Despite the stellar role that forest guards such as Das play to protect our under-stress natural heritage, it is unfortunate that they don’t always get the public recognition they deserve. This is probably because forest guards, the department’s frontline staff, work in remote areas of the country, and citizens don’t understand/value how the work of forest guards also impacts their lives.

To appreciate the work of the guards, one needs to understand the why natural resources are important. A report by the ministry of environment says India’s forests absorb 11.25% of greenhouse gases, which are responsible for the climate crisis. And emissions are increasing every year. According to a recent World Meteorological Organization report, atmospheric concentrations of carbon dioxide and other greenhouse gases reached a new high in 2018. In such a scenario, the role of forests, and forest guards, is critical, as the climate catastrophe singes everyone.

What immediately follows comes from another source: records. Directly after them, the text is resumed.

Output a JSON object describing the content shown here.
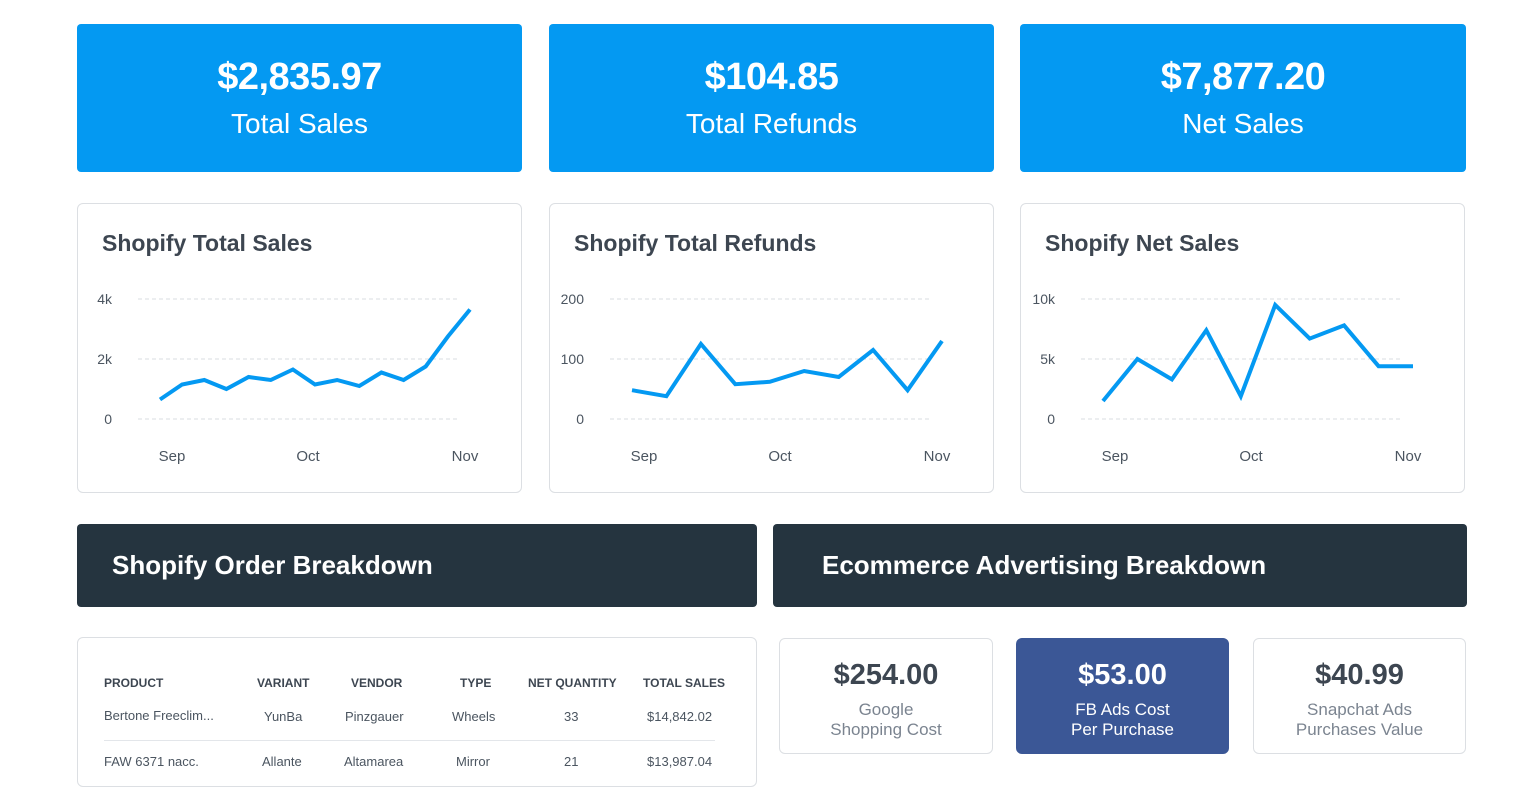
{
  "kpis": [
    {
      "value": "$2,835.97",
      "label": "Total Sales"
    },
    {
      "value": "$104.85",
      "label": "Total Refunds"
    },
    {
      "value": "$7,877.20",
      "label": "Net Sales"
    }
  ],
  "colors": {
    "accent": "#0499f2",
    "band": "#25343f",
    "highlight": "#3b5796"
  },
  "chart_data": [
    {
      "type": "line",
      "title": "Shopify Total Sales",
      "y_ticks": [
        "4k",
        "2k",
        "0"
      ],
      "x_ticks": [
        "Sep",
        "Oct",
        "Nov"
      ],
      "ylim": [
        0,
        4000
      ],
      "grid": true,
      "x": [
        1,
        2,
        3,
        4,
        5,
        6,
        7,
        8,
        9,
        10,
        11,
        12,
        13,
        14,
        15
      ],
      "values": [
        650,
        1150,
        1300,
        1000,
        1400,
        1300,
        1650,
        1150,
        1300,
        1100,
        1550,
        1300,
        1750,
        2750,
        3650
      ]
    },
    {
      "type": "line",
      "title": "Shopify Total Refunds",
      "y_ticks": [
        "200",
        "100",
        "0"
      ],
      "x_ticks": [
        "Sep",
        "Oct",
        "Nov"
      ],
      "ylim": [
        0,
        200
      ],
      "grid": true,
      "x": [
        1,
        2,
        3,
        4,
        5,
        6,
        7,
        8,
        9,
        10,
        11,
        12
      ],
      "values": [
        48,
        38,
        125,
        58,
        62,
        80,
        70,
        115,
        48,
        130
      ]
    },
    {
      "type": "line",
      "title": "Shopify Net Sales",
      "y_ticks": [
        "10k",
        "5k",
        "0"
      ],
      "x_ticks": [
        "Sep",
        "Oct",
        "Nov"
      ],
      "ylim": [
        0,
        10000
      ],
      "grid": true,
      "x": [
        1,
        2,
        3,
        4,
        5,
        6,
        7,
        8,
        9,
        10
      ],
      "values": [
        1500,
        5000,
        3300,
        7400,
        1900,
        9500,
        6700,
        7800,
        4400,
        4400
      ]
    }
  ],
  "bands": {
    "orders": "Shopify Order Breakdown",
    "ads": "Ecommerce Advertising Breakdown"
  },
  "table": {
    "headers": [
      "PRODUCT",
      "VARIANT",
      "VENDOR",
      "TYPE",
      "NET QUANTITY",
      "TOTAL SALES"
    ],
    "rows": [
      [
        "Bertone Freeclim...",
        "YunBa",
        "Pinzgauer",
        "Wheels",
        "33",
        "$14,842.02"
      ],
      [
        "FAW 6371 nacc.",
        "Allante",
        "Altamarea",
        "Mirror",
        "21",
        "$13,987.04"
      ]
    ]
  },
  "metrics": [
    {
      "value": "$254.00",
      "line1": "Google",
      "line2": "Shopping Cost"
    },
    {
      "value": "$53.00",
      "line1": "FB Ads Cost",
      "line2": "Per Purchase"
    },
    {
      "value": "$40.99",
      "line1": "Snapchat Ads",
      "line2": "Purchases Value"
    }
  ]
}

And, these hardened footsoldiers just don’t protect forests and wildlife on the land, but also India’s marine resources such as corals. These corals are the breeding grounds of fish, a livelihood source for thousands of people. If you are keen to watch the astonishing range of roles that forest guards play to keep our wild areas intact and the challenging conditions they work in, then do watch Krishnendu Bose’s six-part series, Heroes of The Wild Frontiers.

Along with the lack of public recognition, forest guards also have to deal with inadequate efforts by the State to take care of their professional and personal well-being. While over the years, the police and the army have been modernised and the living conditions of the personnel and their families have improved, the winds of change have not reached the forest department. Most of the living facilities inside the jungles, where the guards stay, are in abject condition, and many even don’t have proper drinking water or communication services. For example, the Sundarbans episode of the documentary mentioned above, shows the floating camps of the guards. They are small, dark, dank boats that are shared by four to five guards. “There are tigers on the land and crocodiles in the water... so if the boat malfunctions, we are trapped for days till help arrives,” said a forest guard.

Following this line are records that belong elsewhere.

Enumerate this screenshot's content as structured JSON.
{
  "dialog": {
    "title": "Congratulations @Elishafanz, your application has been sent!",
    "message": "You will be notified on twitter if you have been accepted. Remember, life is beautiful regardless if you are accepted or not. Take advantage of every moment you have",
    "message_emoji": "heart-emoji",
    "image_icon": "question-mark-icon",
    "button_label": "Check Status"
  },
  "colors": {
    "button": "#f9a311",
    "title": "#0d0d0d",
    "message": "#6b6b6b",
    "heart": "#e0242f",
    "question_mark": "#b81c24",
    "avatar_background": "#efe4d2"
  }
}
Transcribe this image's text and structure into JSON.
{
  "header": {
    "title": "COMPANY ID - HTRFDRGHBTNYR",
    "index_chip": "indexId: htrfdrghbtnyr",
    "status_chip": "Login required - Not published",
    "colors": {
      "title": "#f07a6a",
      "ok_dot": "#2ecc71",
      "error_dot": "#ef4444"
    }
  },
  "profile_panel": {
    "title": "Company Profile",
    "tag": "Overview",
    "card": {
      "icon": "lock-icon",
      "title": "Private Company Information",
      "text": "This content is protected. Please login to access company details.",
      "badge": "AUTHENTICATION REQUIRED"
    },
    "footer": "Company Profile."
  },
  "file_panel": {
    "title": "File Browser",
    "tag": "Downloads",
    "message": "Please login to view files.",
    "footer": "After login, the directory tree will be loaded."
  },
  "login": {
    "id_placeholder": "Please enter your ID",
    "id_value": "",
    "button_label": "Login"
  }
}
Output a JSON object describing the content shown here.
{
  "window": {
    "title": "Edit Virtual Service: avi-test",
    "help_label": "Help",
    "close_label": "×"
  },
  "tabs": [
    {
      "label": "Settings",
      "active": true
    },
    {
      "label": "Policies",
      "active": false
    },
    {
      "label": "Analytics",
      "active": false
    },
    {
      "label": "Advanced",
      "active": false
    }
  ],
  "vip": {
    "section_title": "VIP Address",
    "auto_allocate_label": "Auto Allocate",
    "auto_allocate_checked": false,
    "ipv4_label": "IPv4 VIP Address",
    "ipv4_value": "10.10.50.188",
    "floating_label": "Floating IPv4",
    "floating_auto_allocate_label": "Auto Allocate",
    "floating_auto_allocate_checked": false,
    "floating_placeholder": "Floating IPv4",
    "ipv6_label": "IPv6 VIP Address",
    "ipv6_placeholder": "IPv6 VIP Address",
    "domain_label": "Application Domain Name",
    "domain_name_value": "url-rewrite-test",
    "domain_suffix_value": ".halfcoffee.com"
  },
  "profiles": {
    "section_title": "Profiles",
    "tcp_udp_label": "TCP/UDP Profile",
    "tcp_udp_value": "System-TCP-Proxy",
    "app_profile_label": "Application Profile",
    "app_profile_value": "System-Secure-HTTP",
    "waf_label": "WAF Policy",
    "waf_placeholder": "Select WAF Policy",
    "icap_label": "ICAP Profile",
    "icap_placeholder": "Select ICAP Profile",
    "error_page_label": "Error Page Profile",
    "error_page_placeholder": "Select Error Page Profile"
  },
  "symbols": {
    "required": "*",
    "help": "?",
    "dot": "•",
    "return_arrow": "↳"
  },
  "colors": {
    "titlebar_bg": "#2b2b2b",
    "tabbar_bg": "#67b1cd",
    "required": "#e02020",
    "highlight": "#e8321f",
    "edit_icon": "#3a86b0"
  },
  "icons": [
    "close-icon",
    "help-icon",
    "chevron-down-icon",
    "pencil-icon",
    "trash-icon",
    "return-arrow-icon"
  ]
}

Unlike armymen and police personnel, forest guards don’t get any special allowances for hardship postings, even though they stay in the wilderness almost throughout their careers. Or, for that matter, State awards. Over the years, recruitment has also been slow, putting more pressure on the aging cadre. Then there is the problem of outdated equipment such as rifles, lack of emergency medical assistance, and weak safety systems. Sujoy Banerjee, an Indian Forest Service (IFS) officer, said that the public must also be made aware that many guards have been killed by the timber mafia, poachers and wild animals. In 2017, 29 were killed on duty, making India the most dangerous country for forest guards. The forest and wildlife force must be upgraded and modernised.

The cases of encroachment and man-animal conflict are also increasing, and India’s forests need well-trained and equipped field staff. “Technology can support, but nothing can replace human resource,” said IFS officer Parveen Kaswan. After all, institutions are as strong as the quality of their frontline staff.